In the sculls, she took silver in 8min 14.188sec behind Romania's Veronica Cochela, who won in 8:10.811, with bronze going to Poland's Winiewska in 8:31.457. 

At that point, Cochela had already won two Olympic silvers in the double scull, and silver and bronze in the quadruple sculls, and she went on to be a part of the eight that earned gold at the Atlanta 1996 and Sydney 2000 Olympics.

Marnie McBean won three Olympic gold medals with Kathleen Heddle ©Getty Images
Marnie McBean won three Olympic gold medals with Kathleen Heddle ©Getty Images

McBean got to the top of the podium in the coxless four, where Canada won in 6:40.680 from a Romanian crew containing Cochela, which clocked 6:42.670, and France, who finished in 6:56.423.
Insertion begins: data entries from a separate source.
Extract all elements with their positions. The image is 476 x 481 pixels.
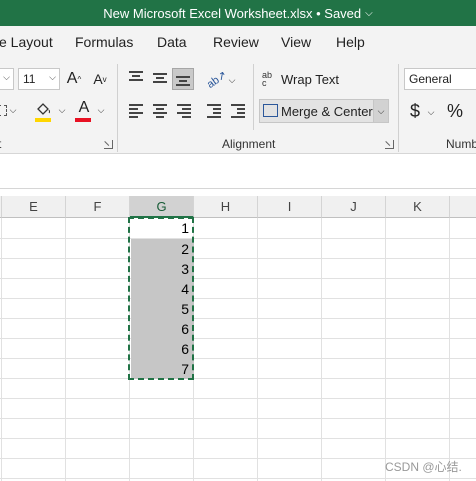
grid-row-line <box>0 358 476 359</box>
alignment-dialog-launcher-icon[interactable] <box>385 140 394 149</box>
tab-data[interactable]: Data <box>157 34 187 50</box>
decrease-indent-icon[interactable] <box>207 104 221 118</box>
bottom-align-button[interactable] <box>172 68 194 90</box>
tab-review[interactable]: Review <box>213 34 259 50</box>
column-header-i[interactable]: I <box>258 196 322 218</box>
group-divider <box>253 64 254 130</box>
shrink-font-button[interactable]: Av <box>91 68 109 90</box>
group-divider <box>398 64 399 152</box>
tab-page-layout[interactable]: e Layout <box>0 34 53 50</box>
fill-color-swatch <box>35 118 51 122</box>
grid-row-line <box>0 418 476 419</box>
formula-bar[interactable] <box>0 154 476 189</box>
orientation-button[interactable]: ab↗ <box>205 68 230 91</box>
column-header-j[interactable]: J <box>322 196 386 218</box>
watermark: CSDN @心结. <box>385 460 462 474</box>
font-size-value: 11 <box>23 72 36 86</box>
grid-row-line <box>0 278 476 279</box>
font-dialog-launcher-icon[interactable] <box>104 140 113 149</box>
divider <box>0 188 476 189</box>
column-header-h[interactable]: H <box>194 196 258 218</box>
font-name-combo[interactable]: ⌵ <box>0 68 14 90</box>
borders-button[interactable] <box>0 100 8 120</box>
wrap-text-label: Wrap Text <box>281 71 340 87</box>
paint-bucket-icon <box>37 103 50 115</box>
currency-dropdown[interactable]: ⌵ <box>426 106 436 118</box>
middle-align-icon[interactable] <box>153 71 167 83</box>
borders-dropdown[interactable]: ⌵ <box>8 103 18 117</box>
number-format-combo[interactable]: General <box>404 68 476 90</box>
orientation-icon: ab↗ <box>205 68 230 91</box>
grid-row-line <box>0 478 476 479</box>
merge-center-button[interactable]: Merge & Center ⌵ <box>259 99 389 123</box>
window-title: New Microsoft Excel Worksheet.xlsx • Sav… <box>103 5 362 21</box>
fill-color-dropdown[interactable]: ⌵ <box>57 103 67 117</box>
percent-icon: % <box>446 100 463 121</box>
grid-row-line <box>0 378 476 379</box>
bottom-align-icon <box>176 73 190 86</box>
wrap-text-icon: ab c <box>262 70 273 88</box>
font-group-label: t <box>0 137 1 151</box>
font-color-swatch <box>75 118 91 122</box>
column-header-g[interactable]: G <box>130 196 194 218</box>
column-header-k[interactable]: K <box>386 196 450 218</box>
font-size-combo[interactable]: 11 ⌵ <box>18 68 60 90</box>
grid-row-line <box>0 438 476 439</box>
grow-font-icon: A <box>66 70 78 87</box>
align-right-icon[interactable] <box>177 104 191 118</box>
tab-view[interactable]: View <box>281 34 311 50</box>
grid-row-line <box>0 238 476 239</box>
top-align-icon[interactable] <box>129 71 143 83</box>
tab-formulas[interactable]: Formulas <box>75 34 133 50</box>
merge-center-label: Merge & Center <box>281 104 373 119</box>
title-bar: New Microsoft Excel Worksheet.xlsx • Sav… <box>0 0 476 26</box>
percent-button[interactable]: % <box>445 100 465 122</box>
grid-row-line <box>0 318 476 319</box>
column-header-l[interactable] <box>450 196 476 218</box>
increase-indent-icon[interactable] <box>231 104 245 118</box>
grid-row-line <box>0 298 476 299</box>
font-color-dropdown[interactable]: ⌵ <box>96 103 106 117</box>
align-left-icon[interactable] <box>129 104 143 118</box>
ribbon: ⌵ 11 ⌵ A^ Av ⌵ ⌵ A ⌵ t ab↗ <box>0 58 476 162</box>
grid-row-line <box>0 338 476 339</box>
group-divider <box>117 64 118 152</box>
ribbon-tabs: e Layout Formulas Data Review View Help <box>0 26 476 58</box>
orientation-dropdown[interactable]: ⌵ <box>227 73 237 87</box>
currency-button[interactable]: $ <box>407 100 423 122</box>
merge-center-icon <box>263 104 278 117</box>
column-header-f[interactable]: F <box>66 196 130 218</box>
copy-selection-marquee <box>128 217 194 380</box>
currency-icon: $ <box>409 100 420 121</box>
chevron-down-icon: ⌵ <box>3 72 10 82</box>
column-header-e[interactable]: E <box>2 196 66 218</box>
grow-font-button[interactable]: A ^ <box>65 68 83 90</box>
font-color-icon: A <box>78 99 90 116</box>
font-color-button[interactable]: A <box>75 98 93 118</box>
align-center-icon[interactable] <box>153 104 167 118</box>
shrink-font-icon: A <box>93 71 103 87</box>
grid-row-line <box>0 258 476 259</box>
wrap-text-button[interactable]: ab c Wrap Text <box>262 68 372 90</box>
number-group-label: Numb <box>446 137 476 151</box>
grid-row-line <box>0 398 476 399</box>
borders-icon <box>0 104 7 116</box>
number-format-value: General <box>409 72 452 86</box>
title-chevron-down-icon[interactable]: ⌵ <box>365 8 373 19</box>
merge-center-dropdown[interactable]: ⌵ <box>373 100 388 122</box>
alignment-group-label: Alignment <box>222 137 276 151</box>
tab-help[interactable]: Help <box>336 34 365 50</box>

Three years later at the Atlanta 1996 Olympics, McBean and Heddle showed their versatility by winning the double sculls gold and both were in the quadruple sculls crew that earned bronze.

During her career, McBean also earned a total of eight world medals before her retirement three weeks before the Sydney Olympics in 2000, where she was due to compete in the single sculls, due to two ruptured discs in her back.

At the World Championships, Heddle and McBean had won gold in both the pair and the eight in 1991, as well as double sculls silver in 1993 and gold in 1995. Both were part of the silver medal-winning quadruple sculls crew in the latter year.

"In Sydney [2000], when the chance to medal disappeared with a blown disc in my back, I learned more about myself, kindness and the Olympics, than I could otherwise have imagined," she said.

McBean was appointed as Canada's Chef de Mission for Tokyo 2020 in July 2019.